Usus buntu pada anak: gejala dan pengobatan

Apendisitis disebut radang usus buntu, t. E. Lampiran rektum. Paling sering terjadi pada orang antara sepuluh dan tiga puluh tahun. Cukup sering penyakit ini terjadi pada anak-anak, sehingga setiap orangtua harus tahu bagaimana mengidentifikasi usus buntu pada anak-anak, tanda dan gejala, untuk tepat waktu bereaksi dan menghindari masalah.

penyebab

Penyebab pasti dari penampilannya, para ilmuwan tidak tahu. Hal ini diyakini bahwa mungkin terjadi sebagai akibat dari proses peradangan di usus, mengurangi kekebalan orang, sering makan berlebihan.

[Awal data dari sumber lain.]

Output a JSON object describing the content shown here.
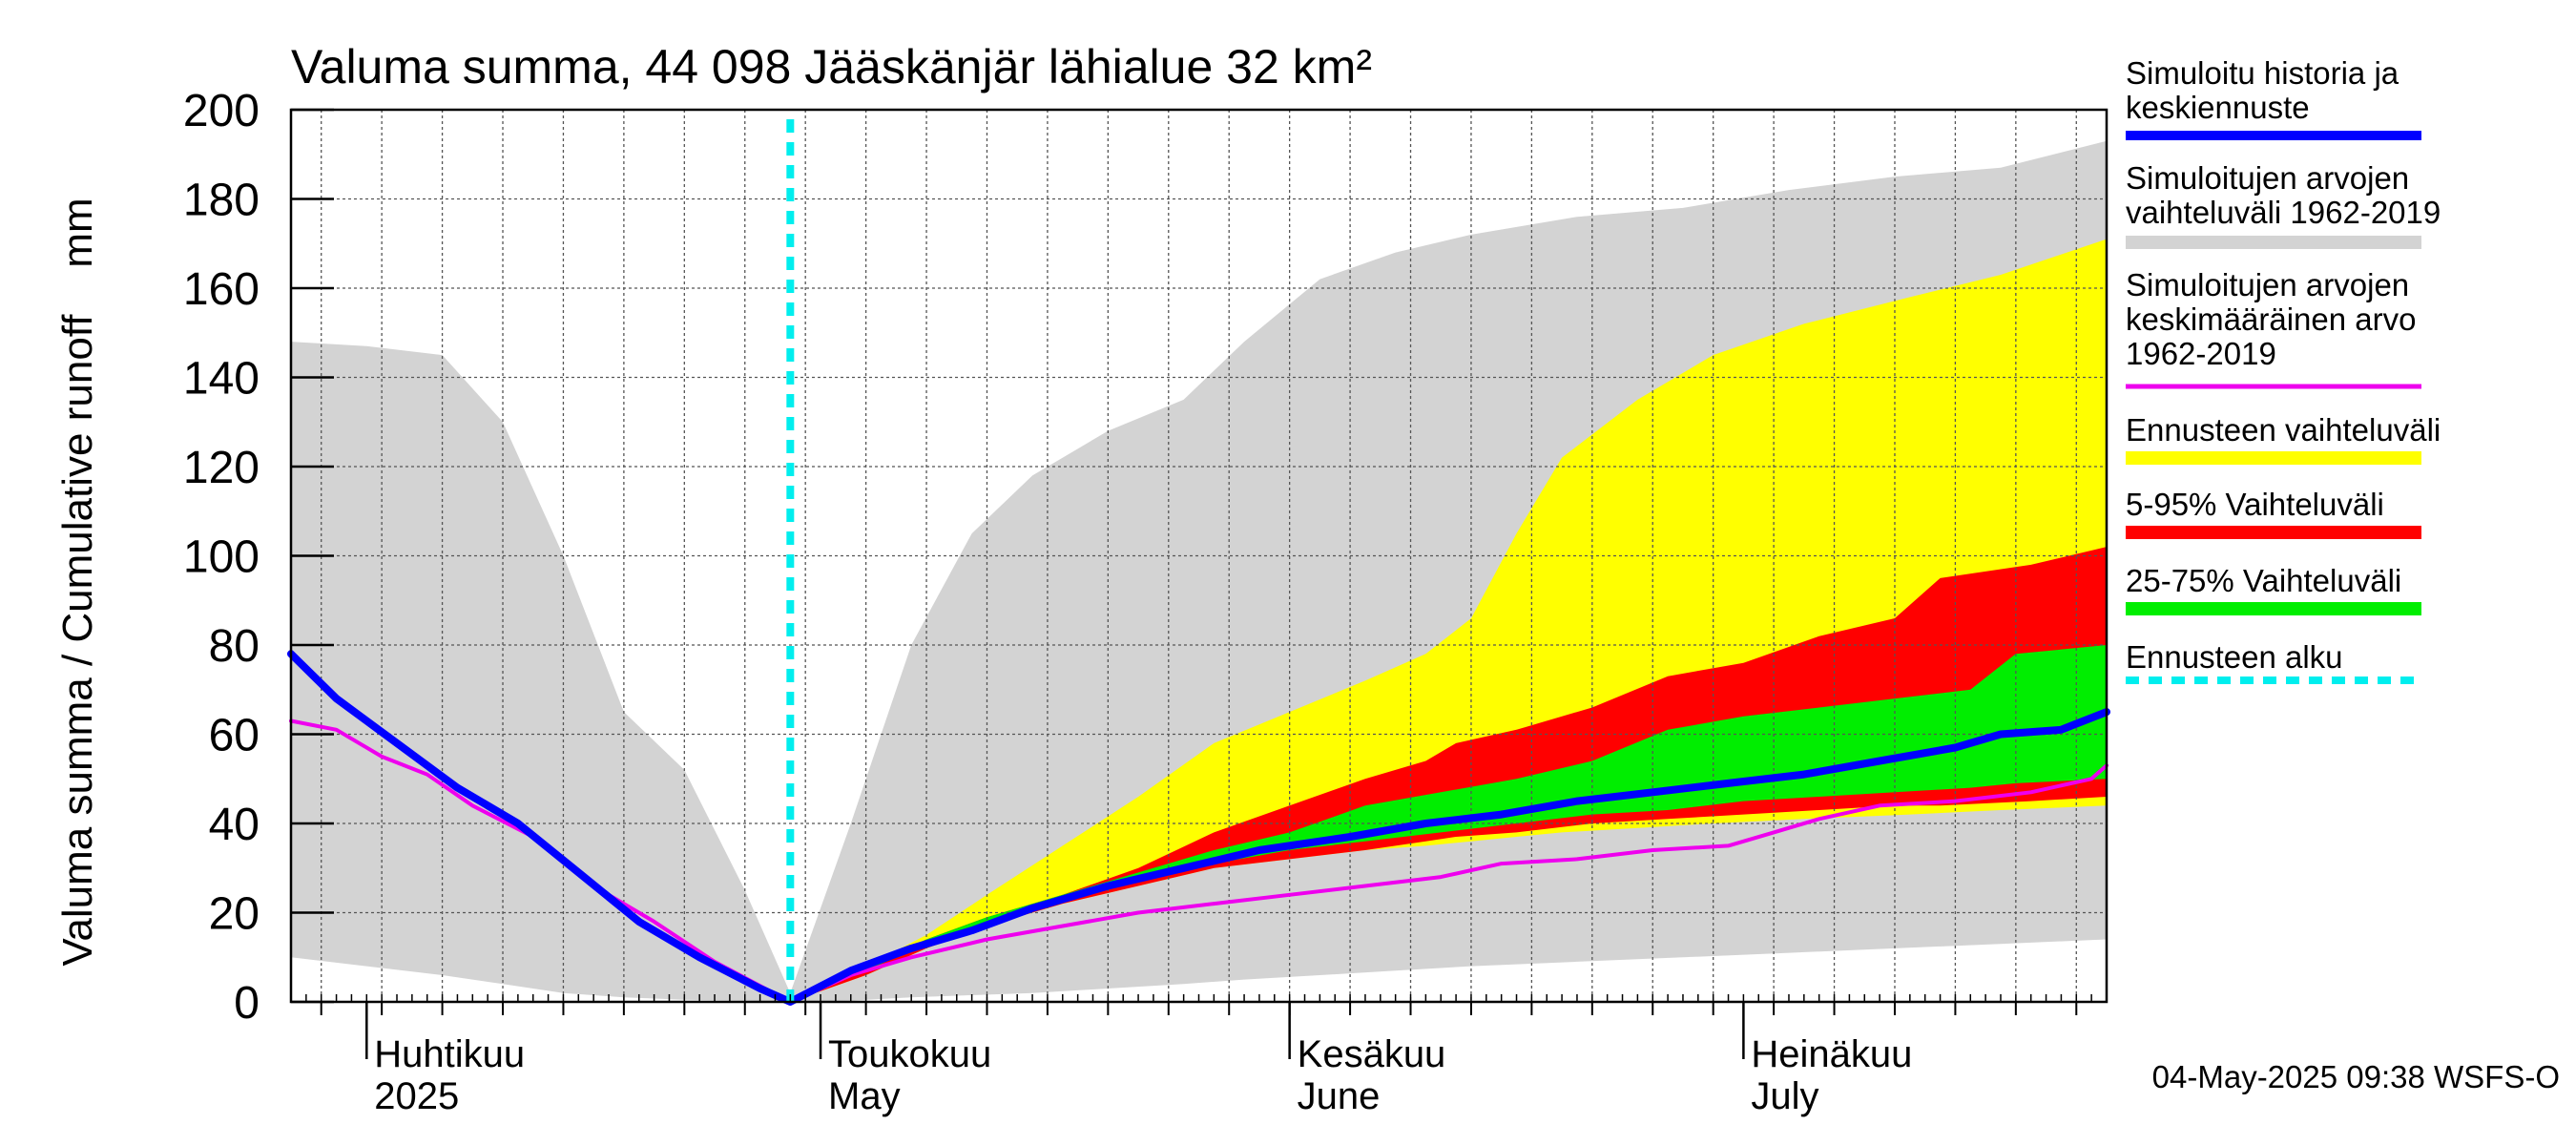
{
  "chart_data": {
    "type": "area",
    "title": "Valuma summa, 44 098 Jääskänjär lähialue 32 km²",
    "ylabel": "Valuma summa / Cumulative runoff    mm",
    "ylim": [
      0,
      200
    ],
    "yticks": [
      0,
      20,
      40,
      60,
      80,
      100,
      120,
      140,
      160,
      180,
      200
    ],
    "xlim": [
      "2025-03-27",
      "2025-07-25"
    ],
    "month_ticks": [
      {
        "date": "2025-04-01",
        "label1": "Huhtikuu",
        "label2": "2025"
      },
      {
        "date": "2025-05-01",
        "label1": "Toukokuu",
        "label2": "May"
      },
      {
        "date": "2025-06-01",
        "label1": "Kesäkuu",
        "label2": "June"
      },
      {
        "date": "2025-07-01",
        "label1": "Heinäkuu",
        "label2": "July"
      }
    ],
    "forecast_start": "2025-04-29",
    "grid": true,
    "legend_position": "right",
    "footer": "04-May-2025 09:38 WSFS-O",
    "colors": {
      "sim_range": "#d3d3d3",
      "forecast_range": "#ffff00",
      "p5_95": "#ff0000",
      "p25_75": "#00ee00",
      "history": "#0000ff",
      "mean": "#ee00ee",
      "forecast_start": "#00eeee"
    },
    "legend": [
      {
        "key": "history",
        "lines": [
          "Simuloitu historia ja",
          "keskiennuste"
        ],
        "style": "line"
      },
      {
        "key": "sim_range",
        "lines": [
          "Simuloitujen arvojen",
          "vaihteluväli 1962-2019"
        ],
        "style": "band"
      },
      {
        "key": "mean",
        "lines": [
          "Simuloitujen arvojen",
          "keskimääräinen arvo",
          "   1962-2019"
        ],
        "style": "thin"
      },
      {
        "key": "forecast_range",
        "lines": [
          "Ennusteen vaihteluväli"
        ],
        "style": "band"
      },
      {
        "key": "p5_95",
        "lines": [
          "5-95% Vaihteluväli"
        ],
        "style": "band"
      },
      {
        "key": "p25_75",
        "lines": [
          "25-75% Vaihteluväli"
        ],
        "style": "band"
      },
      {
        "key": "forecast_start",
        "lines": [
          "Ennusteen alku"
        ],
        "style": "dashed"
      }
    ],
    "series": [
      {
        "key": "sim_range",
        "x": [
          "2025-03-27",
          "2025-04-01",
          "2025-04-06",
          "2025-04-10",
          "2025-04-14",
          "2025-04-18",
          "2025-04-22",
          "2025-04-26",
          "2025-04-29",
          "2025-05-03",
          "2025-05-07",
          "2025-05-11",
          "2025-05-15",
          "2025-05-20",
          "2025-05-25",
          "2025-05-29",
          "2025-06-03",
          "2025-06-08",
          "2025-06-13",
          "2025-06-20",
          "2025-06-27",
          "2025-07-04",
          "2025-07-11",
          "2025-07-18",
          "2025-07-25"
        ],
        "upper": [
          148,
          147,
          145,
          130,
          100,
          65,
          52,
          25,
          2,
          40,
          80,
          105,
          118,
          128,
          135,
          148,
          162,
          168,
          172,
          176,
          178,
          182,
          185,
          187,
          193
        ],
        "lower": [
          10,
          8,
          6,
          4,
          2,
          1,
          0.5,
          0.3,
          0,
          0.3,
          1,
          1.5,
          2,
          3,
          4,
          5,
          6,
          7,
          8,
          9,
          10,
          11,
          12,
          13,
          14
        ]
      },
      {
        "key": "forecast_range",
        "x": [
          "2025-04-29",
          "2025-05-04",
          "2025-05-08",
          "2025-05-12",
          "2025-05-17",
          "2025-05-22",
          "2025-05-27",
          "2025-06-01",
          "2025-06-06",
          "2025-06-10",
          "2025-06-13",
          "2025-06-16",
          "2025-06-19",
          "2025-06-24",
          "2025-06-29",
          "2025-07-05",
          "2025-07-12",
          "2025-07-18",
          "2025-07-25"
        ],
        "upper": [
          0,
          8,
          15,
          24,
          35,
          46,
          58,
          65,
          72,
          78,
          86,
          105,
          122,
          135,
          145,
          152,
          158,
          163,
          171
        ],
        "lower": [
          0,
          6,
          12,
          17,
          22,
          26,
          30,
          32,
          34,
          35,
          36,
          37,
          38,
          39,
          40,
          41,
          42,
          43,
          44
        ]
      },
      {
        "key": "p5_95",
        "x": [
          "2025-04-29",
          "2025-05-04",
          "2025-05-08",
          "2025-05-12",
          "2025-05-17",
          "2025-05-22",
          "2025-05-27",
          "2025-06-01",
          "2025-06-06",
          "2025-06-10",
          "2025-06-12",
          "2025-06-16",
          "2025-06-21",
          "2025-06-26",
          "2025-07-01",
          "2025-07-06",
          "2025-07-11",
          "2025-07-14",
          "2025-07-20",
          "2025-07-25"
        ],
        "upper": [
          0,
          8,
          14,
          19,
          24,
          30,
          38,
          44,
          50,
          54,
          58,
          61,
          66,
          73,
          76,
          82,
          86,
          95,
          98,
          102
        ],
        "lower": [
          0,
          6,
          12,
          17,
          22,
          26,
          30,
          32,
          34,
          36,
          37,
          38,
          40,
          41,
          42,
          43,
          44,
          44,
          45,
          46
        ]
      },
      {
        "key": "p25_75",
        "x": [
          "2025-04-29",
          "2025-05-04",
          "2025-05-08",
          "2025-05-12",
          "2025-05-17",
          "2025-05-22",
          "2025-05-27",
          "2025-06-01",
          "2025-06-06",
          "2025-06-11",
          "2025-06-16",
          "2025-06-21",
          "2025-06-26",
          "2025-07-01",
          "2025-07-06",
          "2025-07-11",
          "2025-07-16",
          "2025-07-19",
          "2025-07-25"
        ],
        "upper": [
          0,
          8,
          14,
          19,
          24,
          29,
          34,
          38,
          44,
          47,
          50,
          54,
          61,
          64,
          66,
          68,
          70,
          78,
          80
        ],
        "lower": [
          0,
          7,
          13,
          18,
          23,
          27,
          31,
          34,
          36,
          38,
          40,
          42,
          43,
          45,
          46,
          47,
          48,
          49,
          50
        ]
      },
      {
        "key": "history",
        "x": [
          "2025-03-27",
          "2025-03-30",
          "2025-04-03",
          "2025-04-07",
          "2025-04-11",
          "2025-04-15",
          "2025-04-19",
          "2025-04-23",
          "2025-04-27",
          "2025-04-29",
          "2025-05-03",
          "2025-05-07",
          "2025-05-11",
          "2025-05-15",
          "2025-05-20",
          "2025-05-25",
          "2025-05-30",
          "2025-06-05",
          "2025-06-10",
          "2025-06-15",
          "2025-06-20",
          "2025-06-25",
          "2025-06-30",
          "2025-07-05",
          "2025-07-10",
          "2025-07-15",
          "2025-07-18",
          "2025-07-22",
          "2025-07-25"
        ],
        "values": [
          78,
          68,
          58,
          48,
          40,
          29,
          18,
          10,
          3,
          0,
          7,
          12,
          16,
          21,
          26,
          30,
          34,
          37,
          40,
          42,
          45,
          47,
          49,
          51,
          54,
          57,
          60,
          61,
          65
        ]
      },
      {
        "key": "mean",
        "x": [
          "2025-03-27",
          "2025-03-30",
          "2025-04-02",
          "2025-04-05",
          "2025-04-08",
          "2025-04-12",
          "2025-04-16",
          "2025-04-20",
          "2025-04-24",
          "2025-04-29",
          "2025-05-03",
          "2025-05-07",
          "2025-05-12",
          "2025-05-17",
          "2025-05-22",
          "2025-05-27",
          "2025-06-01",
          "2025-06-06",
          "2025-06-11",
          "2025-06-15",
          "2025-06-20",
          "2025-06-25",
          "2025-06-30",
          "2025-07-03",
          "2025-07-06",
          "2025-07-10",
          "2025-07-15",
          "2025-07-20",
          "2025-07-24",
          "2025-07-25"
        ],
        "values": [
          63,
          61,
          55,
          51,
          44,
          37,
          26,
          18,
          9,
          0,
          6,
          10,
          14,
          17,
          20,
          22,
          24,
          26,
          28,
          31,
          32,
          34,
          35,
          38,
          41,
          44,
          45,
          47,
          50,
          53
        ]
      }
    ]
  }
}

Proses peradangan dapat menyebabkan beberapa penyakit menular seperti tuberkulosis, demam tifoid, infeksi parasit dan lain-lain. Peradangan adalah hasil dari oklusi lumen usus buntu batu tinja, parasit, tumor atau benda asing. Dalam lendir embel. Ini adalah lahan subur bagi perkembangan mikroorganisme berbahaya yang menyebabkan radang usus buntu.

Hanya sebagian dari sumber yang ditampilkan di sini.